More technical detail: The CoPilot key is really sending: Shift+Alt+Win+Ctrl+F23 which Windows now uses as the shortcut to run the CoPilot application. When you remap the CoPilot key to right-Ctrl only the F23 is being remapped to right-Ctrl. Due to the way Windows works and because MSFT is now sending F23 DOWN and then F23 UP when the CoPilot key has only been pressed Down but not yet released, those other modifiers remain pressed down when our remapped key is sent. I don't know if this was intentional on MSFT's part to break full remapping or if it's a bug. Either way, it's certainly non-standard and completely unnecessary. It would still work for calling the CoPilot app to wait for the CoPilot key to be released to send the F23 KEY UP event. That's the standard method and would allow full remapping of the key.

But instead, when you press CoPilot after remapping it to Right-Ctrl... the keys actually being sent are: Shift+Alt+Win+Right-Ctrl (there are also some other keypresses in there that are masked). If your use case doesn't care that Shift, Alt and Win are also pressed with Right-Ctrl then it'll seem fine - but it isn't. Your CoPilot key remapped to Right-Ctrl no longer works like it did before or like Left-Ctrl still works (sending no other modifiers). Unfortunately, a lot of shortcuts (including several common Windows desktop shortcuts) involve Ctrl in combination with other modifiers. Those shortcuts still work with Left-Ctrl but not CoPilot remapped to Right-Ctrl. And there's no way to fix it with remapping (whether AutoHotKey, PowerToys, Registry Key, etc). It might be possible to fix it with a service running below the level of Windows with full admin control which intercepts the generated keys before Windows ever sees them - but as far as I know, no one has succeeded in creating that.

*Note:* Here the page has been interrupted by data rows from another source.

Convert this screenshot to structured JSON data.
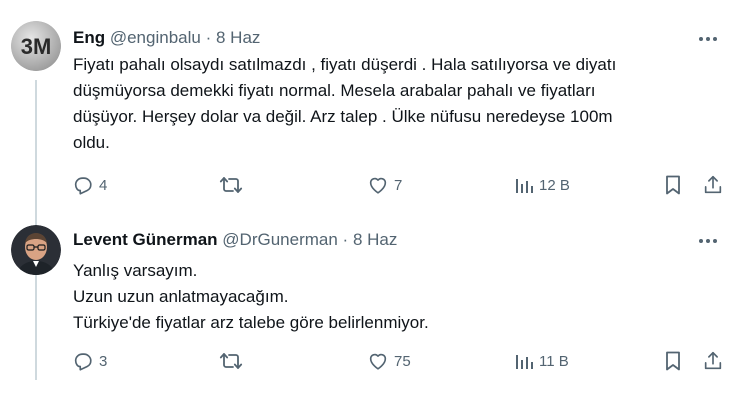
{
  "tweets": [
    {
      "author_name": "Eng",
      "handle": "@enginbalu",
      "separator": "·",
      "date": "8 Haz",
      "avatar_label": "3M",
      "text_lines": [
        "Fiyatı pahalı olsaydı satılmazdı , fiyatı düşerdi . Hala satılıyorsa ve diyatı",
        "düşmüyorsa demekki fiyatı normal. Mesela arabalar pahalı ve fiyatları",
        "düşüyor.  Herşey dolar va değil. Arz talep . Ülke nüfusu neredeyse 100m",
        "oldu."
      ],
      "replies": "4",
      "retweets": "",
      "likes": "7",
      "views": "12 B"
    },
    {
      "author_name": "Levent Günerman",
      "handle": "@DrGunerman",
      "separator": "·",
      "date": "8 Haz",
      "text_lines": [
        "Yanlış varsayım.",
        "Uzun uzun anlatmayacağım.",
        "Türkiye'de fiyatlar arz talebe göre belirlenmiyor."
      ],
      "replies": "3",
      "retweets": "",
      "likes": "75",
      "views": "11 B"
    }
  ],
  "colors": {
    "text": "#0f1419",
    "secondary": "#536471",
    "thread_line": "#cfd9de"
  },
  "icons": [
    "reply-icon",
    "retweet-icon",
    "like-icon",
    "views-icon",
    "bookmark-icon",
    "share-icon",
    "more-icon"
  ]
}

lifetimerubyistyesterday at 11:23 PM

> "One thing you'll notice is the message we delivered around our products was not AI-first," Dell head of product, Kevin Terwilliger says with a smile. "So, a bit of a shift from a year ago where we were all about the AI PC."

> "We're very focused on delivering upon the AI capabilities of a device—in fact everything that we're announcing has an NPU in it—but what we've learned over the course of this year, especially from a consumer perspective, is they're not buying based on AI," Terwilliger says bluntly. "In fact I think AI probably confuses them more than it helps them understand a specific outcome."

He's talking about marketing. They're still gonna shove it into anything and everything they can. They just aren't gonna tell you about it.

GuB-42yesterday at 7:29 PM

WTF is an "AI PC"? Most of "AI" happens on the internet, in big datacenters, your PC has nothing to do with that. It will more likely confuse users who don't understand why they need a special PC when any PC can access chatgpt.com.

Now, for some who actually want to do AI locally, they are not going to look for "AI PCs". They are going to look for specific hardware, lots of RAM, big GPUs, etc... And it is not a very common use case anyways.

I have an "AI laptop", and even I, who run a local model from time to time and bought that PC with my own money don't know what it means, probably some matrix multiplication hardware that I have not idea how to take advantage of. It was a good deal for the specs it had, that's the only thing I cared for, the "AI" part was just noise.

At least a "gaming PC" means something. I expect high power, a good GPU, a CPU with good single-core performance, usually 16 to 32 GB of RAM, high refresh rate monitor, RGB lighting. But "AI PC", no idea.

show 1 reply
xnxlast Wednesday at 9:49 PM

> It's not that Dell doesn't care about AI or AI PCs anymore, it's just that over the past year or so it's come to realise that the consumer doesn't.

This seems like a cop out for saving cost by putting Intel GPUs in laptops instead of Nvidia.